In his latest article titled – Shorting Counts, Cliff Asness responds to the recent Man Group article titled – “Short-selling does not count as a carbon offset. Here’s an excerpt from his response:
What does that mean? It’s instructive to back up and examine how the more traditional non-shorting ESG approach of own less or none of the bad guys can matter to global emissions in the first place. If a significant fraction of the market doesn’t own certain securities (or insists on owning less than their index weights), then other investors have to own more.
You can’t underweight something someone else won’t overweight, or, in econo-geek speak, “the market must clear.”
Now, owning more than you previously wanted to is not riskless as it reduces your diversification. Thus these other (clearly not so virtuous!) investors will demand to be compensated for this extra risk. That comes through the offending firms being priced to a higher cost of capital.
The upside is that this higher cost of capital is what the emitters will have to use to evaluate every possible investment project they contemplate. This higher cost of capital will mean they do, well, less of the stuff we want them to do less of.
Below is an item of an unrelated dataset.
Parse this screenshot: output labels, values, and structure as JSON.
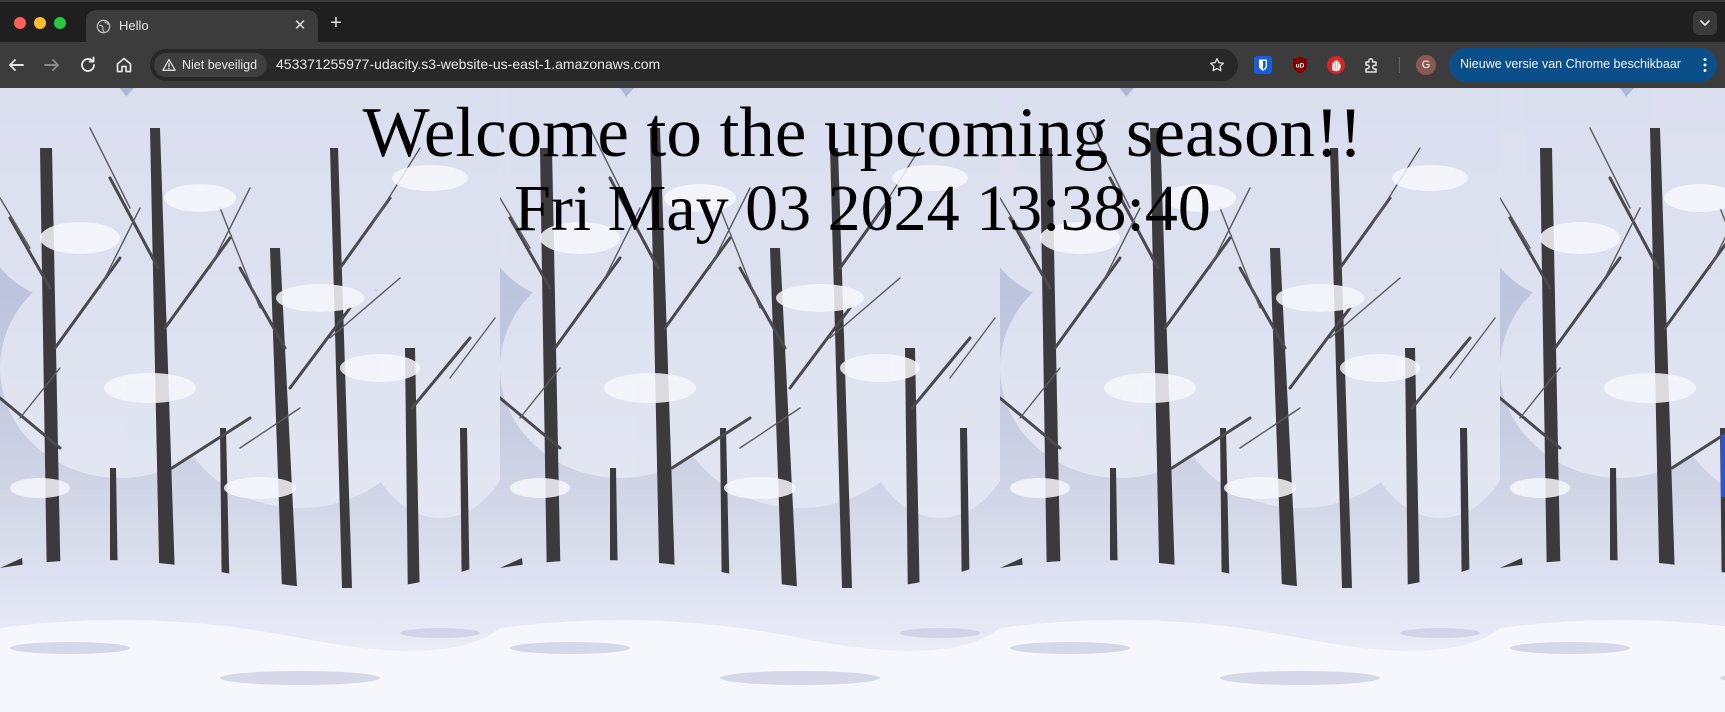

Many seem to think not owning the bad guys itself will magically change the world. Well, it does, but it’s not magic, it’s the math that many of us were taught the second week of business school. That is, only pursue projects whose current and future cash flows are “positive net present value” after discounting for time and risk.
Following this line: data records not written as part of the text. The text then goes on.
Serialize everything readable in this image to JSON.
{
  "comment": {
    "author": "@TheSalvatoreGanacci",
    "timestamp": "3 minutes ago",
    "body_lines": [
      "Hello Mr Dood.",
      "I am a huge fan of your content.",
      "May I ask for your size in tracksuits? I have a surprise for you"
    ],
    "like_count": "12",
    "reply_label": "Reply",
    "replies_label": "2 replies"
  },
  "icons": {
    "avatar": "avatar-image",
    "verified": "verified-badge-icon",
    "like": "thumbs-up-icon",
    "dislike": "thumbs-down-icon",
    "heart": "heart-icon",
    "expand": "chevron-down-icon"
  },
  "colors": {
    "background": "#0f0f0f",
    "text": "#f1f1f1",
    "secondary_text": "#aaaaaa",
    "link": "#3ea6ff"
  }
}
By raising the cost of capital, or discount rate, on the bad guys we get them to do less of the bad stuff as fewer of their (bad for the world) projects clear the higher hurdle. This is the mechanism where we actually affect the real world.
Shorting does the exact same thing, only more so. If the virtuous investor is willing to actually sell the bad guys short, the non-virtuous will have to own even more, and the cost of capital goes still higher (even less bad stuff!).
So, while Man Group’s op-ed is accurately titled, as it’s not an “offset,” it’s also quite misleading if taken to mean shorting has no role in the fight to reduce carbon emissions (as, you know, they clearly mean it).
Were that true, it would also be true that divesting from (i.e., owning none or less of) the big emitters, as ESG proponents have done for years, has no role. And that just ain’t so. In fact, it’s quite surprising that there are those who believe you make the world better and better owning less and less of something bad, but that impact mysteriously stops at a zero holding. It doesn’t!